Let the length AD of rectangular ABCD be 3k and the width CD be 2k.

From 3k×2k=6

K= 1。

AE=3/2,CG=3/3= 1。

Press rectangle

AC=√[(3)? +(2)? ]

=√ 13.

And AE = CG.

have

∠EAI=∠GCH,

and

∠CHG=∠AHE,

∴△CHG∽△AHE.

Similarity rate:

CG/AE= 1/(3/2)=2/3。

With CH/AH=2/3,

CH/(CH+AH)=2/(2+3)=2/5。

that is

CH/AC=2/5。

∴CH=2AC/5=2√ 13/5.

In the same way; In a similar way

CI = 3AC/5 = 3ì 13/5。

Passing points H and I lead the vertical line to BC respectively, and the vertical feet are J and K, as shown in the figure below.

Then sin ∠ BCA = AB/AC = 2/(√13) = 2 √13.

Author JH/BCA

JH = ch×sin∠BCA =(2√ 13/5)×(2√ 13/ 13)= 4/5。

S△CGH=CG×HJ/2= 1×4/5=4/5。

In the same way; In a similar way

Author KI/CI=sin∠BCA

ki = ci×sin∠BCA =(3√ 13/5)×(2√ 13/ 13)= 6/5。

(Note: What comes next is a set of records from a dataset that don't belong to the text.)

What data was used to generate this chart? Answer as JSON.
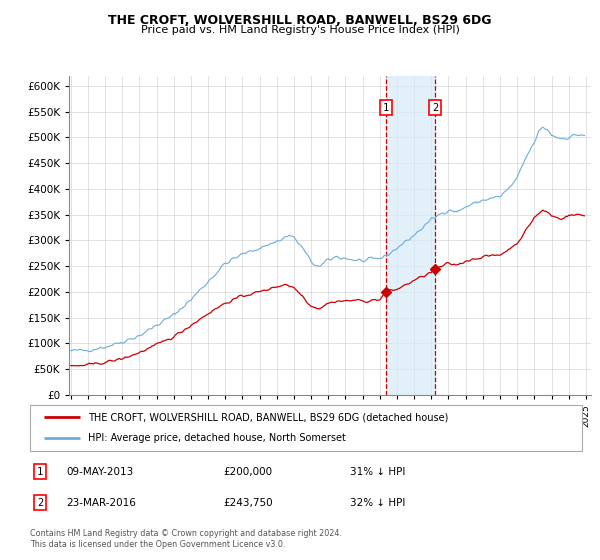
{
  "title": "THE CROFT, WOLVERSHILL ROAD, BANWELL, BS29 6DG",
  "subtitle": "Price paid vs. HM Land Registry's House Price Index (HPI)",
  "legend_line1": "THE CROFT, WOLVERSHILL ROAD, BANWELL, BS29 6DG (detached house)",
  "legend_line2": "HPI: Average price, detached house, North Somerset",
  "footnote": "Contains HM Land Registry data © Crown copyright and database right 2024.\nThis data is licensed under the Open Government Licence v3.0.",
  "sale1_date": "09-MAY-2013",
  "sale1_price": 200000,
  "sale1_label": "31% ↓ HPI",
  "sale2_date": "23-MAR-2016",
  "sale2_price": 243750,
  "sale2_label": "32% ↓ HPI",
  "hpi_color": "#6baed6",
  "price_color": "#cc0000",
  "sale_marker_color": "#cc0000",
  "vline_color": "#cc0000",
  "shade_color": "#d6eaf8",
  "ylim": [
    0,
    620000
  ],
  "yticks": [
    0,
    50000,
    100000,
    150000,
    200000,
    250000,
    300000,
    350000,
    400000,
    450000,
    500000,
    550000,
    600000
  ],
  "xlim_start": 1994.9,
  "xlim_end": 2025.3,
  "sale1_x": 2013.36,
  "sale2_x": 2016.22,
  "bg_color": "#f8f8f8",
  "grid_color": "#cccccc"
}
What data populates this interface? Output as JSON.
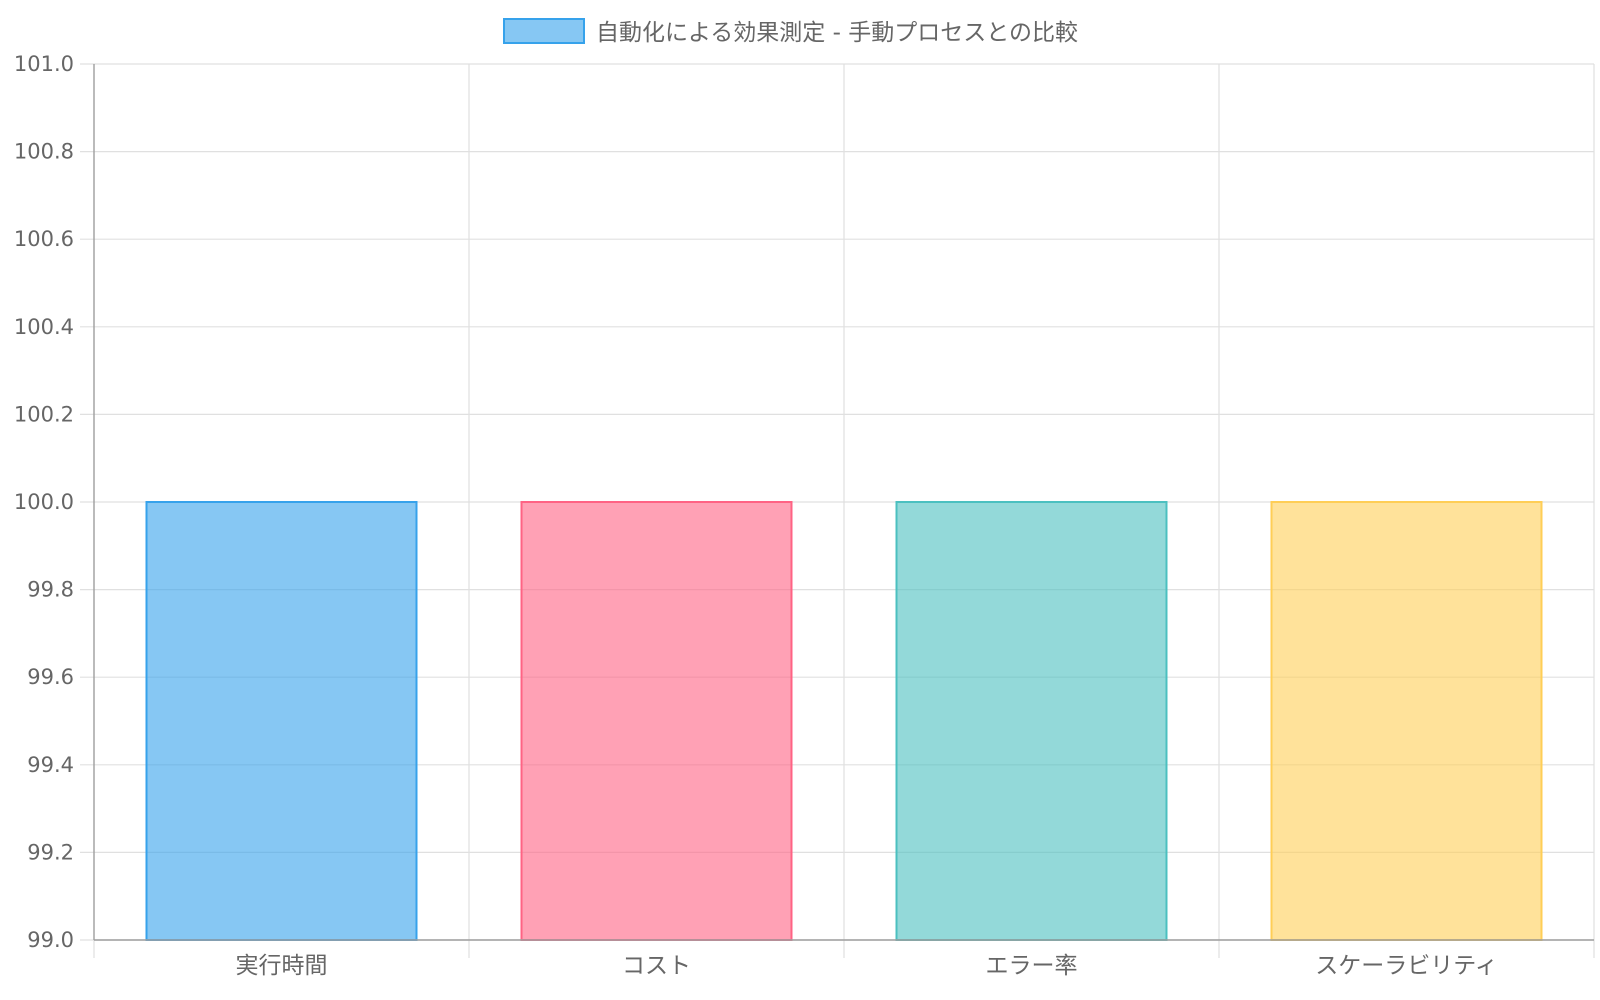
{
  "chart_data": {
    "type": "bar",
    "categories": [
      "実行時間",
      "コスト",
      "エラー率",
      "スケーラビリティ"
    ],
    "series": [
      {
        "name": "自動化による効果測定 - 手動プロセスとの比較",
        "values": [
          100,
          100,
          100,
          100
        ],
        "colors": [
          "#36A2EB",
          "#FF6384",
          "#4BC0C0",
          "#FFCE56"
        ]
      }
    ],
    "ylim": [
      99.0,
      101.0
    ],
    "yticks": [
      "99.0",
      "99.2",
      "99.4",
      "99.6",
      "99.8",
      "100.0",
      "100.2",
      "100.4",
      "100.6",
      "100.8",
      "101.0"
    ],
    "grid": true,
    "legend_position": "top"
  }
}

S△CIF=CF×KI/2=(2×6/5)/2=6/5。

The area of the quadrilateral fghid = s △ cif-s △ CGH = (6/5)-(4/5) = 2/5.

s△EFG = fg×AB/2 = 1×2/2 = 1。

∴ area of shaded part =S△EFG- area of quadrilateral FGHID

= 1-2/5

=3/5.

Only one tenth of the rectangular area.